Iles du Morbihan. Souriez, vous êtes comptés !

17 avril 2009 à 14h20

A la question simple : combien de personnes débarquent chaque jour sur l'île d'Arz et l'île aux Moines ? Il n'y a pour l'instant pas de réponse. Pendant deux saisons (2008 et 2009), les chercheurs du laboratoire Géomer de Brest sont donc à pied d'oeuvre pour mesurer cette fréquentation touristique. Souriez, vous êtes comptés !

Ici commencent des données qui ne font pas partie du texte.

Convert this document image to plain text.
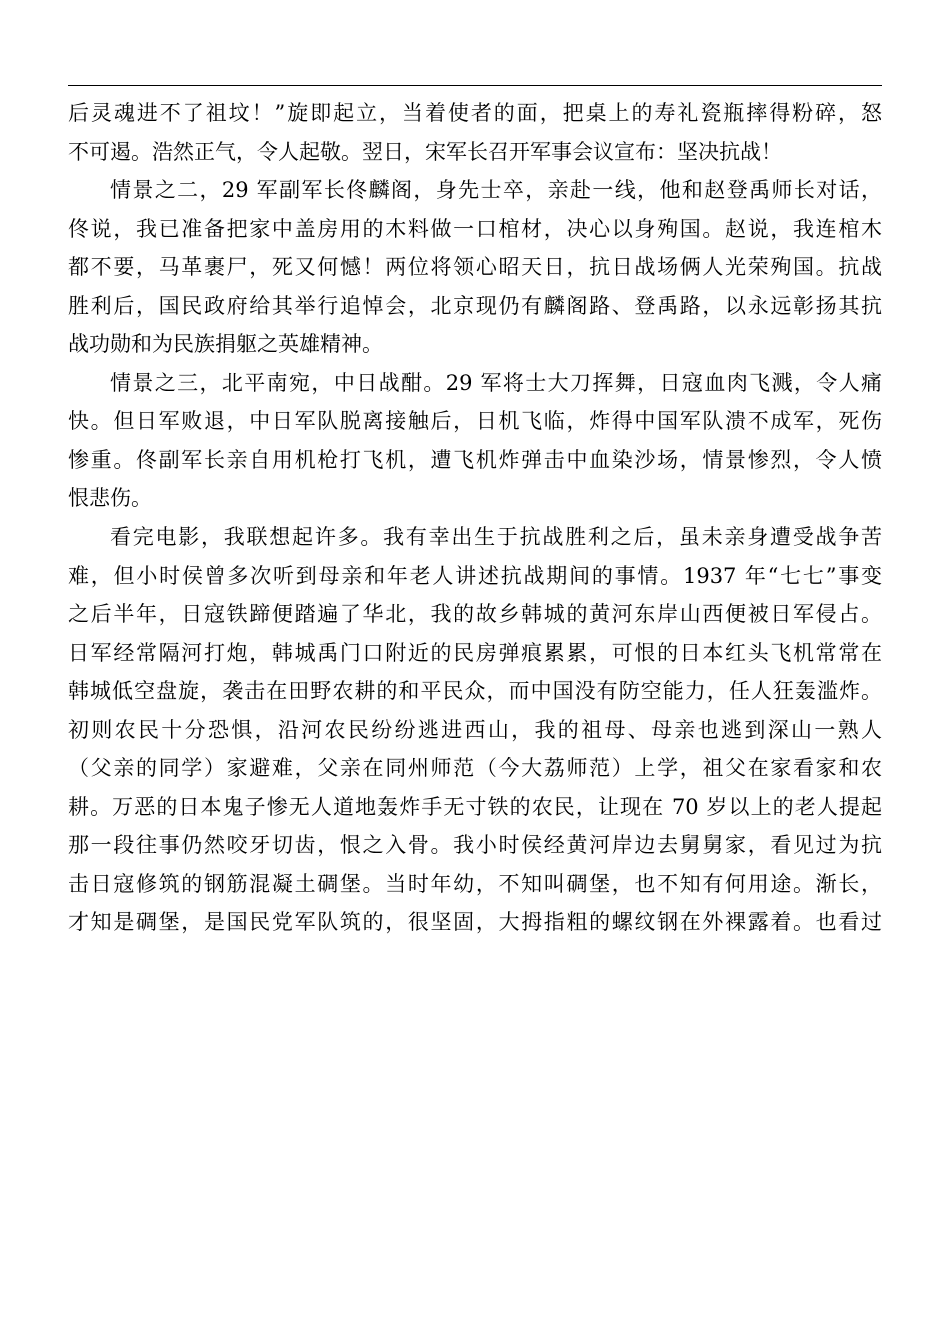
后灵魂进不了祖坟！”旋即起立，当着使者的面，把桌上的寿礼瓷瓶摔得粉碎，怒
不可遏。浩然正气，令人起敬。翌日，宋军长召开军事会议宣布：坚决抗战！
情景之二，29 军副军长佟麟阁，身先士卒，亲赴一线，他和赵登禹师长对话，
佟说，我已准备把家中盖房用的木料做一口棺材，决心以身殉国。赵说，我连棺木
都不要，马革裹尸，死又何憾！两位将领心昭天日，抗日战场俩人光荣殉国。抗战
胜利后，国民政府给其举行追悼会，北京现仍有麟阁路、登禹路，以永远彰扬其抗
战功勋和为民族捐躯之英雄精神。
情景之三，北平南宛，中日战酣。29 军将士大刀挥舞，日寇血肉飞溅，令人痛
快。但日军败退，中日军队脱离接触后，日机飞临，炸得中国军队溃不成军，死伤
惨重。佟副军长亲自用机枪打飞机，遭飞机炸弹击中血染沙场，情景惨烈，令人愤
恨悲伤。
看完电影，我联想起许多。我有幸出生于抗战胜利之后，虽未亲身遭受战争苦
难，但小时侯曾多次听到母亲和年老人讲述抗战期间的事情。1937 年“七七”事变
之后半年，日寇铁蹄便踏遍了华北，我的故乡韩城的黄河东岸山西便被日军侵占。
日军经常隔河打炮，韩城禹门口附近的民房弹痕累累，可恨的日本红头飞机常常在
韩城低空盘旋，袭击在田野农耕的和平民众，而中国没有防空能力，任人狂轰滥炸。
初则农民十分恐惧，沿河农民纷纷逃进西山，我的祖母、母亲也逃到深山一熟人
（父亲的同学）家避难，父亲在同州师范（今大荔师范）上学，祖父在家看家和农
耕。万恶的日本鬼子惨无人道地轰炸手无寸铁的农民，让现在 70 岁以上的老人提起
那一段往事仍然咬牙切齿，恨之入骨。我小时侯经黄河岸边去舅舅家，看见过为抗
击日寇修筑的钢筋混凝土碉堡。当时年幼，不知叫碉堡，也不知有何用途。渐长，
才知是碉堡，是国民党军队筑的，很坚固，大拇指粗的螺纹钢在外裸露着。也看过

  • L'île aux Moines. Photo François Destoc.
  • Cet été, ils seront jusqu'à une quinzaine, compteurs et blocs-notes en main. « Lorsqu'un bateau arrive, en pleine saison, il faut être nombreux pour réussir à faire un comptage précis », explique Solenn Le Berre. Chercheur au laboratoire Géomer de Brest, elle mène, avec Louis Brigand, enseignant-chercheur, une étude sur la fréquentation des deux principales îles du Golfe. Cette étude a été demandée par le syndicat intercommunal d'aménagement du Golfe du Morbihan (SIAGM), dans le cadre du projet de Parc Naturel Régional.

    Reflet d'une journée
    Les chercheurs comptent tout : les touristes qui débarquent des navettes, les plaisanciers, les bateaux qui passent autour des îles. Avec pour référence : la journée. Ils cherchent également à mieux connaître ces visiteurs. Questionnaires simples ou enquêtes plus poussées, les promeneurs qui attendent le bateau du retour sont souvent sollicités. « Ils sont détendus et ont un peu de temps. Nous avons rarement de refus », constate Tiphaine Franz, ingénieur à Géomer.

    La réalité des faits
    Ces refus, comme les fréquentations médiocres en cas de mauvais temps, font parties de l'information que cherche à mesurer l'étude. « Nous avons pas mal de chiffres sur-évalués qui circulent », estime Louis Brigand. Entre le ressenti des îliens et la réalité des faits, il faut réussir à poser les choses. « Le tourisme est la première activité économique de l'île d'Arz et de l'île aux Moines. Il n'est donc pas idiot de savoir vraiment ce qu'il représente et comment il se répartit ».

    Résultats début 2010
    Cet état des lieux permettra de décider des politiques d'aménagement, en fonction de données concrètes, mais aussi de mesurer l'évolution de ces flux au fil du temps. « Et ce n'est pas toujours plus », remarque Louis Brigand qui fait le même type d'étude actuellement au Mont Saint-Michel. « A Porquerolles, par exemple, la fréquentation se tasse. S'il y a un vrai changement climatique, avec des étés perturbés, quelle sera la fréquentation des îles du Golfe ? ».
    Pour l'instant, les chercheurs comptent et discutaient ce matin de leur travail avec tous les acteurs du tourisme. Pour connaître leurs résultats, en revanche, il faut attendre début 2010.